‘Stolen Generations continue’ as Aboriginal kids caught in cycle of trauma
Aboriginal children are now 10 times more likely than non-Aboriginal children to be placed in out-of-home care.
A study confirming Aboriginal children are 10 times more likely than non-Aboriginal children to be placed in out-of-home care has prompted researchers to call for urgent action to break the cycle of intergenerational trauma caused by removing them from families.
The study, published this month in the journal Child Abuse & Neglect, found the number of Aboriginal children in out-of-home care increased by 21 per cent from 2012 to 2017, while the number of Aboriginal infants less than a year old in out-of-home care increased 17 per cent between 2013 and 2016.
Over the same period, the removal rates for non-Aboriginal infants rose from 2.6 to 3 per 1000.
Nationally, 56.6 per 1000 Aboriginal children were in out-of-home care in 2016, compared with 46.6 per 1000 in 2012. By contrast, 5.8 per 1000 non-Aboriginal children were in out-of-home care in 2016, up only slightly from the 2012 rate of 5.4 per 1000.
Former Australian of the Year and Telethon Kids Institute patron Fiona Stanley is among a team of researchers who reviewed national data after Aboriginal community members gave anecdotal accounts of an increase in state removal of Aboriginal infants from their families.
“They expressed concern that Aboriginal children are still being removed in high numbers, with some people referring to this removal as ‘another Stolen Generation’,” she said. The researchers examined child-protection data from the Australian Institute of Health and Welfare for 2012-2016, as well as linked data from the West Australian departments of communities and health.
The WA data showed key risk factors leading to removal included drug use and mental illness in mothers, and children living in remote and disadvantaged communities.
Co-author Rhonda Marriott, the pro-vice-chancellor in Aboriginal and Torres Strait Islander Leadership and Research at Murdoch University’s Research Centre for Aboriginal Health, said substance abuse and mental health problems in families were often a response to trauma brought about by historic child-removal policies.
She said the findings showed little had been learned from previous inquiries and royal commissions, including the recent Kimberley child suicide inquest, all of which had made recommendations aimed at reducing intergenerational trauma.
“It’s a travesty that we have got to this point and people still aren’t asking the questions as to why and how should we be doing things differently,” Professor Marriott said.
She said child-protection staff were “under-resourced and have this perspective that their only responsibility is to the safety of the child, without also understanding how to support broken and traumatic family situations, and help parents be the best parents they can so that they may keep their child. Overall, we have a broken system and it’s larger than the child-protection agencies.”

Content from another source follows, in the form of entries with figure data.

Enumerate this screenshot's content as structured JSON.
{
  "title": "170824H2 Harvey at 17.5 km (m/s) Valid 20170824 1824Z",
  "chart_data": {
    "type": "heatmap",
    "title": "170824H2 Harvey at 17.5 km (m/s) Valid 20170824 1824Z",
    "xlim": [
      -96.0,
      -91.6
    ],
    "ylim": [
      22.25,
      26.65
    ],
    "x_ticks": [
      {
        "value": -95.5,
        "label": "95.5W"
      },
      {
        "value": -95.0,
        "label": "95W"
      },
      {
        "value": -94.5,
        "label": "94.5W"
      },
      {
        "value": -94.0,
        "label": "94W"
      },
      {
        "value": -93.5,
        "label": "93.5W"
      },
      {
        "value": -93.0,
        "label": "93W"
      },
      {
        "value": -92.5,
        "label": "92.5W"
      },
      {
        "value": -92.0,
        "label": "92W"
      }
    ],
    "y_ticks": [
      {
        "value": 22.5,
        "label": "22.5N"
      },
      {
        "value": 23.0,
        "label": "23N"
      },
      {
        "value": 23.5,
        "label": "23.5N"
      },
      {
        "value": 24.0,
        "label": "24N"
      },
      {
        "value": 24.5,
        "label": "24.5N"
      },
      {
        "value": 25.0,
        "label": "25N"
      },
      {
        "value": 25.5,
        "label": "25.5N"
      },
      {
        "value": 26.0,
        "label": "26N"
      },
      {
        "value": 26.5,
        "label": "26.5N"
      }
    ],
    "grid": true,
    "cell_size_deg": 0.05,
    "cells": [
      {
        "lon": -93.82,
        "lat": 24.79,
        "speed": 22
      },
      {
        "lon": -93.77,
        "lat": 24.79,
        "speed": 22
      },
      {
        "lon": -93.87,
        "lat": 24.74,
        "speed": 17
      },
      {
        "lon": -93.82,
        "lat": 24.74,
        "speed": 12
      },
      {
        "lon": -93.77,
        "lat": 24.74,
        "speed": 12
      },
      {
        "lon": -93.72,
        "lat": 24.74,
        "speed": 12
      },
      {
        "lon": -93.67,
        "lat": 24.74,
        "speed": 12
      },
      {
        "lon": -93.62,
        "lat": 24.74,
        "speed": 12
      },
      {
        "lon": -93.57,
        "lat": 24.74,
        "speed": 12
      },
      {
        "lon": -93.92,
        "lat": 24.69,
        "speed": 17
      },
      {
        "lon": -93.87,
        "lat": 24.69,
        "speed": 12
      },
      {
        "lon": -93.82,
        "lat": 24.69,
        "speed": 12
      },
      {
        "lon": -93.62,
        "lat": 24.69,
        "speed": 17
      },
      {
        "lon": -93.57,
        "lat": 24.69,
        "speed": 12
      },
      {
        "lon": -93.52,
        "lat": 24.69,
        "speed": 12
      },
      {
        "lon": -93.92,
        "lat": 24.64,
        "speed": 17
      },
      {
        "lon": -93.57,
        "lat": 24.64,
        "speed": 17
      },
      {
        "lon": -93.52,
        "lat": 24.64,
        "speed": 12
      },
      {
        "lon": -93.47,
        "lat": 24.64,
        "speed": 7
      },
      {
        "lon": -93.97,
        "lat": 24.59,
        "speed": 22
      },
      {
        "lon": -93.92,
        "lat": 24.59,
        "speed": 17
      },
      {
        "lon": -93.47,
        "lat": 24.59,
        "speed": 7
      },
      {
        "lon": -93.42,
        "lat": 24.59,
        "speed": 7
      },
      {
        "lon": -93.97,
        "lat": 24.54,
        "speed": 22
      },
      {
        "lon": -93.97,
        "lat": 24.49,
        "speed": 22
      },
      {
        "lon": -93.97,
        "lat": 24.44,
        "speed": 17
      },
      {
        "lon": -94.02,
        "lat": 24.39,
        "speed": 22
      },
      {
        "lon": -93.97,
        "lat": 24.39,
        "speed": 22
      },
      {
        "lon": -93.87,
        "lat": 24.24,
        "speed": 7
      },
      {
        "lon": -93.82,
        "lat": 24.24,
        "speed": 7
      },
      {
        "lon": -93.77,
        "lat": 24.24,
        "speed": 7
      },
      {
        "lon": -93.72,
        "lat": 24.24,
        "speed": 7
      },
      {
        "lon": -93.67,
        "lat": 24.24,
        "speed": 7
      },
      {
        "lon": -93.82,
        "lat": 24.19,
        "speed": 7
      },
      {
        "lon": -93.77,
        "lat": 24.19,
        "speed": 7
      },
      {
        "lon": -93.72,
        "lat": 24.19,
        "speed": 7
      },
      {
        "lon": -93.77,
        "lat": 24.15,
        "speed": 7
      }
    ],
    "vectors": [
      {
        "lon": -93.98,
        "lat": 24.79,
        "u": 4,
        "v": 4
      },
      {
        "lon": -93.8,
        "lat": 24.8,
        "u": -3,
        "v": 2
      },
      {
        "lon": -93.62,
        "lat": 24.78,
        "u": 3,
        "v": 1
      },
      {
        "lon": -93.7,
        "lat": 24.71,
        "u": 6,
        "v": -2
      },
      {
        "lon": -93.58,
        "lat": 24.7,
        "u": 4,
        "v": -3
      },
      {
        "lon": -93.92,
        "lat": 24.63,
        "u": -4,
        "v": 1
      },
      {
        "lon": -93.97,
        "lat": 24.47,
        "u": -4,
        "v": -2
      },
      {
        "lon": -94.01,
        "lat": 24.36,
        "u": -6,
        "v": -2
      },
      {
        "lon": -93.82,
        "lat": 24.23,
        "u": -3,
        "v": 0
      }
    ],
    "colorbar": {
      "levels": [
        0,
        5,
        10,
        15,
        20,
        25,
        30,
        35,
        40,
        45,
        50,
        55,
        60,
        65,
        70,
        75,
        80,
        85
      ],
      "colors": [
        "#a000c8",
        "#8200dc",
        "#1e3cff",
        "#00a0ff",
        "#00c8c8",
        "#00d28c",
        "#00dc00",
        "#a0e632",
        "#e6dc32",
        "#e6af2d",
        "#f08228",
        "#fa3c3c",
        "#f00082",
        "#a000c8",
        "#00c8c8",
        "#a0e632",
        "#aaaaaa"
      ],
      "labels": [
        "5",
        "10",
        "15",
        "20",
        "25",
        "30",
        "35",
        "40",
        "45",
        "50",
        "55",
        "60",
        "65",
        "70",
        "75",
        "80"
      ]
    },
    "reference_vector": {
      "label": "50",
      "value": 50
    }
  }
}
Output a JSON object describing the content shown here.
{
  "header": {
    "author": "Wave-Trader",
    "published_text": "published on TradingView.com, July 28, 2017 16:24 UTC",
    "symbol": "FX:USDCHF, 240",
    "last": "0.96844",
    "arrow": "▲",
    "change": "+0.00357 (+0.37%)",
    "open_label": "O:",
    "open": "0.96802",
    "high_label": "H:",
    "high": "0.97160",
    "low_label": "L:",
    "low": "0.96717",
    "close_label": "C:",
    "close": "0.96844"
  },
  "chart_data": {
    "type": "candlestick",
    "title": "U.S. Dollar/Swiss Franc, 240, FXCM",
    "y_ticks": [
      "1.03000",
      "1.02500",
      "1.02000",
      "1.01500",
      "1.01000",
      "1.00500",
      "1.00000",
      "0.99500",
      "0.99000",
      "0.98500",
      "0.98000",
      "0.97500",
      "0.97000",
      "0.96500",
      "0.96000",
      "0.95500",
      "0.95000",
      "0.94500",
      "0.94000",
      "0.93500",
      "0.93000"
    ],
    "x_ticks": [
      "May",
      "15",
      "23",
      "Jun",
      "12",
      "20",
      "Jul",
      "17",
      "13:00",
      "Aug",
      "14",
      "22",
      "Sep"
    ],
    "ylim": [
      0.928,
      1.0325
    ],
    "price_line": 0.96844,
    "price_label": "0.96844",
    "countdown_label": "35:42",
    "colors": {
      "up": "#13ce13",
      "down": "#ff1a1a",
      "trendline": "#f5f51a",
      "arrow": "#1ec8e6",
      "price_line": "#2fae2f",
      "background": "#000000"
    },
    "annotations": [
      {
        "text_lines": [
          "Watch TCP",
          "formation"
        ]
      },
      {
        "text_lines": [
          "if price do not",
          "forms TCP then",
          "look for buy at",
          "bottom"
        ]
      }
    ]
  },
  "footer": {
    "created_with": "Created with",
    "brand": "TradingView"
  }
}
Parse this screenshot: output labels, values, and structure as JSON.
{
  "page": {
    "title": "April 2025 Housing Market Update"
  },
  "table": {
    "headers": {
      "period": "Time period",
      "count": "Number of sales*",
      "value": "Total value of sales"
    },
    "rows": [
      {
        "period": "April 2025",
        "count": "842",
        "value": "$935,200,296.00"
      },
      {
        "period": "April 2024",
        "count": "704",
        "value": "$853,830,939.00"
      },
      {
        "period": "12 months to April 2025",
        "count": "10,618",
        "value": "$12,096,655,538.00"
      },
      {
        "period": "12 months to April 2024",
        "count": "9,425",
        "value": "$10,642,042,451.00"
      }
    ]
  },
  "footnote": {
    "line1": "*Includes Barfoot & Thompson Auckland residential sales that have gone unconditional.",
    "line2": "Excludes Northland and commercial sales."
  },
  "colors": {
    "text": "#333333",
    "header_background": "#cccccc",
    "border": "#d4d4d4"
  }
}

The latest Productivity Commission figures on child protection in Western Australia show that less than 3 per cent is spent on intensive family support services, while 56 per cent of the child-protection budget is spent on keeping children in state care.
Professor Stanley said: “While there is no question … infants and children need to be removed from situations where their safety is at risk, the current system is failing to address the pathways that result in those dangerous situations.”